Free?
Chante
udontspamme at never.will.u
Thu Oct 27 20:24:07 PDT 2011
Steven Schveighoffer wrote:
> On Wed, 26 Oct 2011 17:51:11 -0400, Daniel Gibson
> <metalcaedes at gmail.com> wrote:
>
>> Am 26.10.2011 23:38, schrieb Steven Schveighoffer:
>>>
>>> But it's much harder to reverse engineer how someone built a machine
>>> than it is to reverse engineer how software is built.
>>
>> Really?
>> I guess it depends on the machine but I imagine it isn't so hard to
>> dismantle a machine to find out how it works? (But I have no
>> experience with that, it's just a guess)

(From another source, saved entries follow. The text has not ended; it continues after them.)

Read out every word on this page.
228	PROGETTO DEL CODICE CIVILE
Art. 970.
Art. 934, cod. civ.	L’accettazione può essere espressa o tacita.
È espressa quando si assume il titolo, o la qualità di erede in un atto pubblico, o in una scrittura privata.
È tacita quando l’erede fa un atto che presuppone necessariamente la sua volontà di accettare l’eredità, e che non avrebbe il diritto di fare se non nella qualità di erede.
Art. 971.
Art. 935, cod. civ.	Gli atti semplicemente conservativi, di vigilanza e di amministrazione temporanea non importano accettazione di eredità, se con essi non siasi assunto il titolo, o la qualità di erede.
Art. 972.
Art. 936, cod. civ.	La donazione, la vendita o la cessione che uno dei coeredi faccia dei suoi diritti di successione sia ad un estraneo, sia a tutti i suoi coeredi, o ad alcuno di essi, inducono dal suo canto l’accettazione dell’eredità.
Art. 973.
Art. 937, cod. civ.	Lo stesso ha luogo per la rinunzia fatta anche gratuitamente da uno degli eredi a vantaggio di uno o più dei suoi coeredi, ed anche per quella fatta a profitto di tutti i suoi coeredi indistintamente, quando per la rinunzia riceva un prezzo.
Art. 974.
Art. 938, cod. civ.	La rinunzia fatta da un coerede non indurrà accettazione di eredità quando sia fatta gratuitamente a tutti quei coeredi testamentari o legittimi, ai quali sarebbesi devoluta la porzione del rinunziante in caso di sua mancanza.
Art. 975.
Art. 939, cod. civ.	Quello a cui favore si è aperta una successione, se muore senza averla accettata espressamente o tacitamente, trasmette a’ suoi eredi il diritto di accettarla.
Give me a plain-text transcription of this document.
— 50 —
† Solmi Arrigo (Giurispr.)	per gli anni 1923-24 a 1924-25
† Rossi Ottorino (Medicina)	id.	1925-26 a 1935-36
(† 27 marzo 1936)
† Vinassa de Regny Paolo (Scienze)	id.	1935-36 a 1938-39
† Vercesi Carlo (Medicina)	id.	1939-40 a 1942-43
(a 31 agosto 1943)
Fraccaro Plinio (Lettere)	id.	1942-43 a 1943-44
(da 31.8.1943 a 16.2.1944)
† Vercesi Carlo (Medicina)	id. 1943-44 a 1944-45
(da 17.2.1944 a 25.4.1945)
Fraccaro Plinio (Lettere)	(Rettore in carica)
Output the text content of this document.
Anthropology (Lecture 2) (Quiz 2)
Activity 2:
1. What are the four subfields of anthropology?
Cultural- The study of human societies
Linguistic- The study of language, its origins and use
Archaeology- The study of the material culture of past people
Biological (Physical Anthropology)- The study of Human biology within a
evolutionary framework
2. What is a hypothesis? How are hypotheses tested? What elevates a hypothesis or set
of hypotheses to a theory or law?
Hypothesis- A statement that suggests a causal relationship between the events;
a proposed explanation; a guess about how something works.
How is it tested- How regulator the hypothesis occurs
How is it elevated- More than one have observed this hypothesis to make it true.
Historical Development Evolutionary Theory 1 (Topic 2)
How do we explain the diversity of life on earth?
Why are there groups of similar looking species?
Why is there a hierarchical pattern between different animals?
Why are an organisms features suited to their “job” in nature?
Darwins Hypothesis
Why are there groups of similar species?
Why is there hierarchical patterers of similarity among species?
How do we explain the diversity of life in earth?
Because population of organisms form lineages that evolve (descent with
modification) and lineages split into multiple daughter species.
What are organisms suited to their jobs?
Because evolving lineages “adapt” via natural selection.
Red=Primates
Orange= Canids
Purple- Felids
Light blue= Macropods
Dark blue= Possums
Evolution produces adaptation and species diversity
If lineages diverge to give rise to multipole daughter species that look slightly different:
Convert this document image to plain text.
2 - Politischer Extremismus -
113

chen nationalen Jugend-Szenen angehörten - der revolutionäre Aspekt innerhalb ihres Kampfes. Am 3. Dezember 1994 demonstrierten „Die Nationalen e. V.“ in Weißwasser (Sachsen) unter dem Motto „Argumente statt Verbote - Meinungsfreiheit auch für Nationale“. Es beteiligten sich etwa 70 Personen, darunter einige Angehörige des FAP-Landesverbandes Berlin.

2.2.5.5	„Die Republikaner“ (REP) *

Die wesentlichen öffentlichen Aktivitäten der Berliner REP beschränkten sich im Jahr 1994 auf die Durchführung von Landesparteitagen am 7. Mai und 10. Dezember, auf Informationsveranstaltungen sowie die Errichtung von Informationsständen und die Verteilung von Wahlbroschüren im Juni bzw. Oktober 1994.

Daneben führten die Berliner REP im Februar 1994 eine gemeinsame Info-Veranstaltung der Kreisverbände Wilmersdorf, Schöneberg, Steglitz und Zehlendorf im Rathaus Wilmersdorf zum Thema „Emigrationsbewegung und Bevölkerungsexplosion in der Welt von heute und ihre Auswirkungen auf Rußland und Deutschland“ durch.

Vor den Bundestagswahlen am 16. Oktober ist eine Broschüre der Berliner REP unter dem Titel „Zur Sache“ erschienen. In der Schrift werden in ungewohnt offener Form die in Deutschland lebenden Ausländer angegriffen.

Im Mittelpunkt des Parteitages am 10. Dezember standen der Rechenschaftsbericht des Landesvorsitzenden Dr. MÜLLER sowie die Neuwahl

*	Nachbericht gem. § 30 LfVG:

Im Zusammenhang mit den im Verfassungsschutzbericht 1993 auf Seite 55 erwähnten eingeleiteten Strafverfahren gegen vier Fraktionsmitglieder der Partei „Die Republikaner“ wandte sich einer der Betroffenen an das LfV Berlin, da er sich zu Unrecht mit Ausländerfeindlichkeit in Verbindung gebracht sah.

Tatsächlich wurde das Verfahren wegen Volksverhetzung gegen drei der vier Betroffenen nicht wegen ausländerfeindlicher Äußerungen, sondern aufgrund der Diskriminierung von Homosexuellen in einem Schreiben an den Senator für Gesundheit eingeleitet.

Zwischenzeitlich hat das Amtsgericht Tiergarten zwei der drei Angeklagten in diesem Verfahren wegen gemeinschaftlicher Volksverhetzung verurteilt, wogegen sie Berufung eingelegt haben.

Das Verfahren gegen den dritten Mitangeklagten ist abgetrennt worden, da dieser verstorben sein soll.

>> Reverse Engineering software can be pretty hard if the author made it
>> deliberately hard, like Skype.
>
> If you have no idea how a material is built, such as a new kind of
> glass, you have to guess. There are often few clues left behind of
> how to build a physical machine. This is not the same for software,
> which can always be disassembled.
>
That just gets you the assembly code. There are many high-level concepts
that are missing from that. But that's not even that important. The
software didn't just get specified on it's own. Someone had to think of
it. Reverse-engineering, then, really isn't. It's just taking stabs at
it. Dissassembly does not achieve figuring out how the software was
engineered, how it came to be, and other things.